Living Skins on Robots

Updated: Jul 1

A lot of significant changes have happened during the years in terms of making our lives easier. Technology has become so far that a Google engineer claimed LaMDA, which is an AI technology, became ”sentient”. Since technology has developed that much, scientists started to use technology in order to improve other technological studies like humanoids.


Humanoids are robots that are built to mimic human motion and interaction. They can perform a wide range of tasks to interact with humans in the service industry. Such tasks for humanoids require a human-like appearance to improve the efficiency of the interaction between the humanoid and human. Imitating the appearance of humans is one of the most important steps of building a humanoid since it is hard to give a realistic tone and texture to the covering materials. Moreover, the covering materials are not able to self-heal themselves and it creates dangerous conditions for robots because of the uncertainty of the place they would be at the time they experience a problem. Even though silicone rubber, which has been traditionally a covering material for humanoids, has been a great material to imitate a human-like appearance, it lacks many functionalities of living skin such as self-healing ability and living cells.
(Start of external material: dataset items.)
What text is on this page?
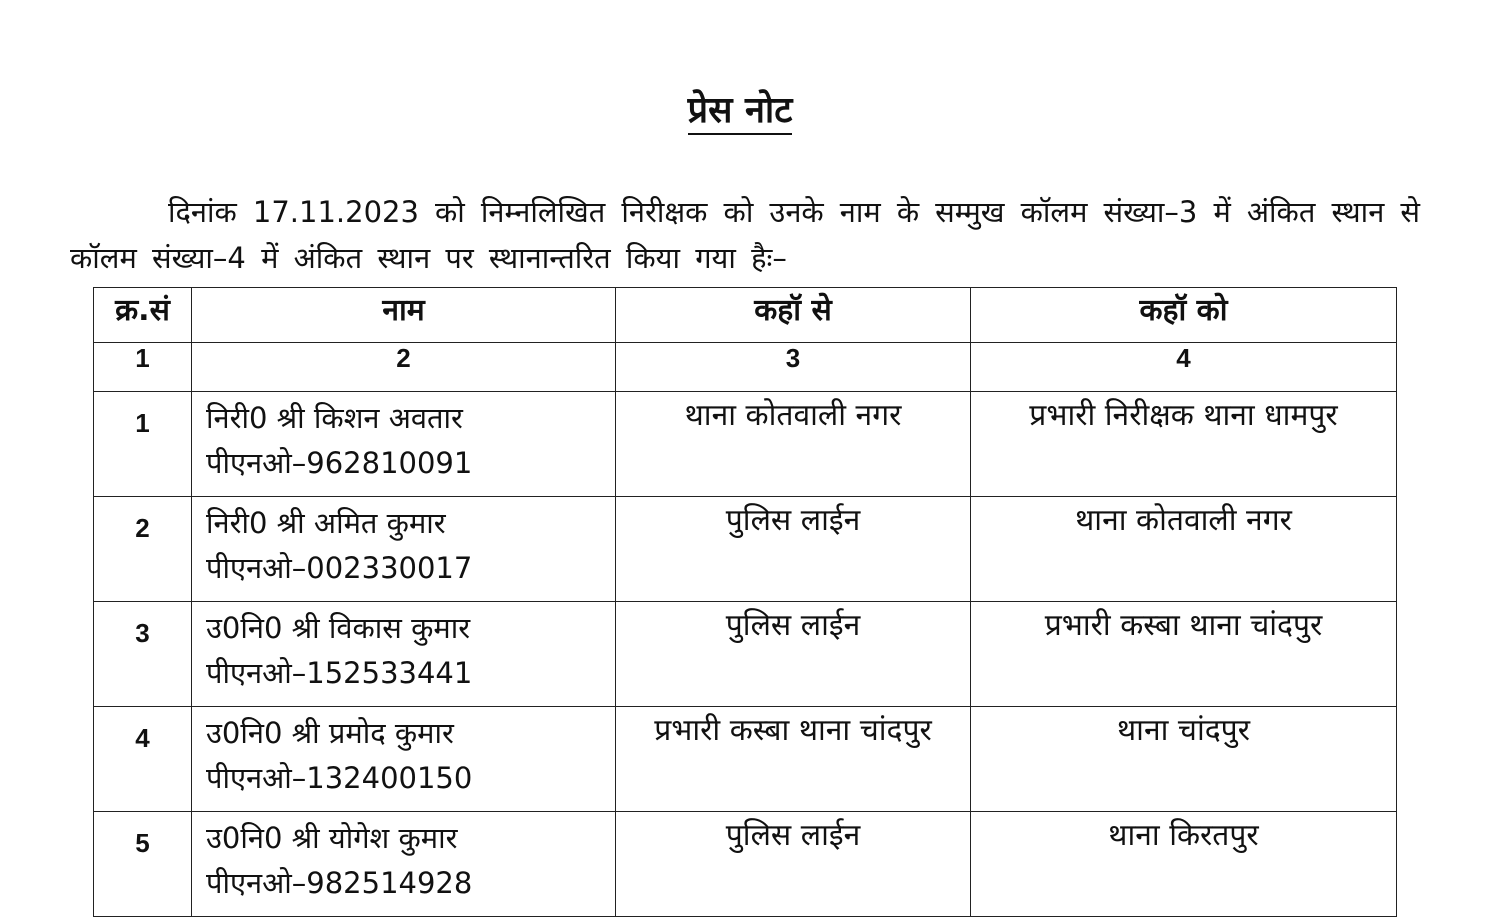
प्रेस नोट

दिनांक 17.11.2023 को निम्नलिखित निरीक्षक को उनके नाम के सम्मुख कॉलम संख्या–3 में अंकित स्थान से कॉलम संख्या–4 में अंकित स्थान पर स्थानान्तरित किया गया हैः–

क्र.सं	नाम	कहॉ से	कहॉ को
1	2	3	4
1	निरी0 श्री किशन अवतार
पीएनओ–962810091	थाना कोतवाली नगर	प्रभारी निरीक्षक थाना धामपुर
2	निरी0 श्री अमित कुमार
पीएनओ–002330017	पुलिस लाईन	थाना कोतवाली नगर
3	उ0नि0 श्री विकास कुमार
पीएनओ–152533441	पुलिस लाईन	प्रभारी कस्बा थाना चांदपुर
4	उ0नि0 श्री प्रमोद कुमार
पीएनओ–132400150	प्रभारी कस्बा थाना चांदपुर	थाना चांदपुर
5	उ0नि0 श्री योगेश कुमार
पीएनओ–982514928	पुलिस लाईन	थाना किरतपुर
But luckily for the first time in our knowledge, a group of Japanese scientists has developed a “slightly sweaty” robotic finger covered in living skin. This living material not only contains the ability to look human-like but also provides self-healing ability. Importantly, skin equivalents are in vitro tissues that were made by using living cells (fibroblasts, keratinocytes, etc.) and extracellular matrix (ECM) hydrogels, which can mimic unique skin characteristics. Additionally, the material achieves a soft touch.



Skin equivalents have been used in biological research and as medical implants to be used in severe wounds and burns. Some studies have also shown the in vitro self-repair capability of skin equivalents. However, it has been very difficult to fabricate skin equivalents that can be used perfectly on humanoids. In this study, scientists developed a method to construct a skin equivalent that can be a better option for humanoids. This method can be used to cover the 3D surface of a robotic finger while controlling tissue shrinkage.


In the experiments, they confirmed the effectiveness of their fabrication method of skin equivalent with staining and functional analyses with electrical measurements and water retention tests. Moreover, to show the wound healing ability of the skin equivalent, they demonstrated that the wounded dermis equivalent covering the robotic finger can be repaired by grafting and culturing a collagen sheet onto the wound site.



In conclusion, this research is a major step toward allowing robots to have a combination of living materials and artificial materials. With this new development, humanoids would exhibit superior sensory capabilities, highly efficient energy conversion, self-organization, and self-heal functions like living organisms. This was far the most difficult to achieve for artificial materials alone. Scientists demonstrated the possibility of not only reconstructing the visual texture of the skin but also replicating the unique capabilities of living organisms in this study. Scientists believe this experiment would bring a new era for humanoids and a big step in making the best human-like robots.


Works Cited

"Living Skin on a Robot." ScienceDirect, www.sciencedirect.com/science/article/pii/S2590238522002399.

"Scientists Make 'Slightly Sweaty' Robot Finger with Living Skin." Guardian, www.theguardian.com/science/2022/jun/09/scientists-make-slightly-sweaty-robotic-finger-with-living-skin.